Bat’s face brightened a little. ‘It was my grandmother who brought me up . . . in the city at first. She worked for the white people with sky-coloured eyes.’ He gave a slight smile. ‘It was the white people who gave me my nickname, you know. My mother had called me Nakisisa. It means “born of the shadows”. But the white people just started calling me Bat. Bats are born of the shadows, they said. And somehow the name stuck.’

‘Because it suits you,’ Muka said. She had seen him out with his cattle, weaving through the dusk as he brought his cows in, zigzagging this way and that way across the open spaces, skimming the savannah like a bat skims the night.

The boy nodded. ‘That’s what my grandmother thinks. She says I suit a world as wide as the sky. That’s why she stopped working in the city and brought me back here. I was still only tiny when she bundled me up in a cloth, knotted me round her shoulders and carried me home to our village.’ Knuckling his fist, Bat leaned forward and rubbed fondly at Kila’s broad brow. ‘I was fed on the same milk as this cow,’ he told Muka. ‘She was born on the same day as me and so we shared her mother’s milk.’

Kila shifted and kicked at a fly on her underbelly,
then, stretching out her neck, she gave his arm a rough lick. She liked the taste of the salt; but it made both children laugh.

‘I’ve got to go!’ Muka jumped up suddenly. She hitched at the waistband of her crumpled blue wrap. ‘I’ve already been too long and Auntie will be waiting.’ She pulled a face. ‘She’ll be grumbling away by the time I get back.’

Bat clambered up too. Hastily they returned to the river, where Bat helped the girl fill her water jar and hoist it on to her head. Then he stood and watched her as she walked away, one crooked arm raised to support the balancing container, the other hanging loosely. Her hips swayed lightly from side to side.

‘See you later,’ Bat called when she was a short way off.

She half turned and, with her free hand, gave a shy little wave. ‘I’ll come back and find you,’ she cried.

Bat smiled. He hoped that she would. He was still smiling to himself as he turned to check on his cattle. She had had a secret after all, he thought, and that was the secret of her real self.

CHAPTER THREE

That afternoon, Bat led the cows a little further down the river where the grasses were longer and thick bushes gave shade. He lay down beneath one to shelter. The day was still very hot and he must have fallen asleep because the next thing he knew he was waking, head throbbing, tongue thick. The sun had moved on, pulling with it the shadows that had covered him like a cooling blanket. Jumping hurriedly up, he looked about for his animals. For a few worried seconds he thought they had strayed, until he spotted them shining amid a patch of far scrub. He squinted into the light. They were anxious; he could see them shifting about restlessly, hear the low rumble of Toco as she called out for her calf.

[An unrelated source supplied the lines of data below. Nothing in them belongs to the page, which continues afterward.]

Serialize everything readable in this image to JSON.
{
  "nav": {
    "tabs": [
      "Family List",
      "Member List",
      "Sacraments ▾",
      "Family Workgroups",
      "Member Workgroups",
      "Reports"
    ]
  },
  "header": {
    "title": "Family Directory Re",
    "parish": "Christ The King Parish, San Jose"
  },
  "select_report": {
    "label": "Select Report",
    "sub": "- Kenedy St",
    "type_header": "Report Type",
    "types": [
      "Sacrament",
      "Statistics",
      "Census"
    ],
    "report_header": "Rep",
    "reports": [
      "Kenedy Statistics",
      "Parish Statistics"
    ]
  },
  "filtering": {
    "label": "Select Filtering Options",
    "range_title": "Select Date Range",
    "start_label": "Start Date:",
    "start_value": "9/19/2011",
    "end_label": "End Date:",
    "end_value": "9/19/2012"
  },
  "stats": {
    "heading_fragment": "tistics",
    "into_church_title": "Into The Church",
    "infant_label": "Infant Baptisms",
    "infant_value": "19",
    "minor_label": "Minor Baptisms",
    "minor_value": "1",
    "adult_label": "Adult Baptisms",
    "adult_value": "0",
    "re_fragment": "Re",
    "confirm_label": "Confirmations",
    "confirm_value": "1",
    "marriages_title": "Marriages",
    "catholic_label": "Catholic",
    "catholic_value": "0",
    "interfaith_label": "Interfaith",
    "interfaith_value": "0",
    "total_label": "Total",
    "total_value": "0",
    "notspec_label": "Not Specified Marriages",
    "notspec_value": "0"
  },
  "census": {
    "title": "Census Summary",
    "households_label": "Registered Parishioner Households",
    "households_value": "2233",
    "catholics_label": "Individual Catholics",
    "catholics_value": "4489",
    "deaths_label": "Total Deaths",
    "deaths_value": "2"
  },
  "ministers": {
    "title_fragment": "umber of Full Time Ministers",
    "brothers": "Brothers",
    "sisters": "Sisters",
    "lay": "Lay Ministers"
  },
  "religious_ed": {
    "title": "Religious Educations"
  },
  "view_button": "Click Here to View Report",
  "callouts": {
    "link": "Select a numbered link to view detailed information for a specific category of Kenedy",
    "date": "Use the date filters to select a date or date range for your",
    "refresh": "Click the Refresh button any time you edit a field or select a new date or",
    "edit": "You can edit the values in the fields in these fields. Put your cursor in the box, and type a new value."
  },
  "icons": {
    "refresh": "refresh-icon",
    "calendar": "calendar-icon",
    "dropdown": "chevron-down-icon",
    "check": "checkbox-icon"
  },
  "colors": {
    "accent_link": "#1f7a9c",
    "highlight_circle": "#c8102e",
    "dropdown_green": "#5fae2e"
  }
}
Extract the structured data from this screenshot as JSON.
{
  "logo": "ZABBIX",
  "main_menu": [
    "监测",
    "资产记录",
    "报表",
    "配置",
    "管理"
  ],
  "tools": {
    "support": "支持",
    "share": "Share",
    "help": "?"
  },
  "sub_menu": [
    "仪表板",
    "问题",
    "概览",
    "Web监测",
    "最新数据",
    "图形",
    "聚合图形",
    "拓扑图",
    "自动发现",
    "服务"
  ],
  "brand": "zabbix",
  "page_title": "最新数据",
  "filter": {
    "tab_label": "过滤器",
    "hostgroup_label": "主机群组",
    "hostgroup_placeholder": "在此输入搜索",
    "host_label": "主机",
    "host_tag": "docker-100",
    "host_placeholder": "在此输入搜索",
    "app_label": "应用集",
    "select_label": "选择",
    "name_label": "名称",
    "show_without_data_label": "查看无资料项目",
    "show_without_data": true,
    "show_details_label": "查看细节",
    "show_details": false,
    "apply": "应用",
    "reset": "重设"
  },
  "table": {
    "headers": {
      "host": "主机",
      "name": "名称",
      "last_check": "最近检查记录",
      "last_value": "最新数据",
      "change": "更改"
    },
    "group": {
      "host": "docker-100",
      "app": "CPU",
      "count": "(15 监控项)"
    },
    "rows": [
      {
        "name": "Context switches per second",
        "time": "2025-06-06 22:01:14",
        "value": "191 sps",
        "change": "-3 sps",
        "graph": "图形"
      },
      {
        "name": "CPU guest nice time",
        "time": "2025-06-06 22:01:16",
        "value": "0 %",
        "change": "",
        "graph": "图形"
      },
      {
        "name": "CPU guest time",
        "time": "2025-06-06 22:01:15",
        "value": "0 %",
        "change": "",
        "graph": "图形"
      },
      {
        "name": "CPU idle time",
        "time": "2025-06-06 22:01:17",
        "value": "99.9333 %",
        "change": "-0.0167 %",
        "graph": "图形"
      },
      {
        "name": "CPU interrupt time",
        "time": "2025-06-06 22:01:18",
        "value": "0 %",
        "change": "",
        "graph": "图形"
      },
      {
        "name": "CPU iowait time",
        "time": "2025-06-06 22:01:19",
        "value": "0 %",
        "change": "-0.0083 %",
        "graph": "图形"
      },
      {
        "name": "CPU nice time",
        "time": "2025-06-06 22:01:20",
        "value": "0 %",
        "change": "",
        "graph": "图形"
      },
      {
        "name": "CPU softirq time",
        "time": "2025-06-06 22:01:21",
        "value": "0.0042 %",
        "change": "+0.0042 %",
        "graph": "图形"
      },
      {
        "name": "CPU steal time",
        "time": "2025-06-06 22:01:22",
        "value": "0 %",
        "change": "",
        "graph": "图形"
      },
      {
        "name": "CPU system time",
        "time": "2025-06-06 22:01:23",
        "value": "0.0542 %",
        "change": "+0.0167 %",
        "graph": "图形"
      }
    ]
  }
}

Grabbing his panga, Bat walked swiftly towards them. Something was moving. He tensed. A shadow slid secretively under a bush. He froze, still as a duiker surprised
on a forest path. Every nerve in his body was trilling. And then, just as suddenly, he relaxed again. It was a skulking hyena, hunting a spurfowl or a perhaps a ground hare . . . nothing larger than a jackal, or it would be with its pack; but even so, Toco’s calf would still have been tempting. Breaking into a run, Bat sprinted towards it, flailing his arms and uttering loud whoops. The hyena tucked in its tufted tail and loped off. Hitching up his too-big shorts, Bat raced in pursuit, bounding so rapidly through the rough scrub that he didn’t see the little creature crouched low among the bushes until he nearly tripped right over it. He stumbled to an abrupt halt and looked down.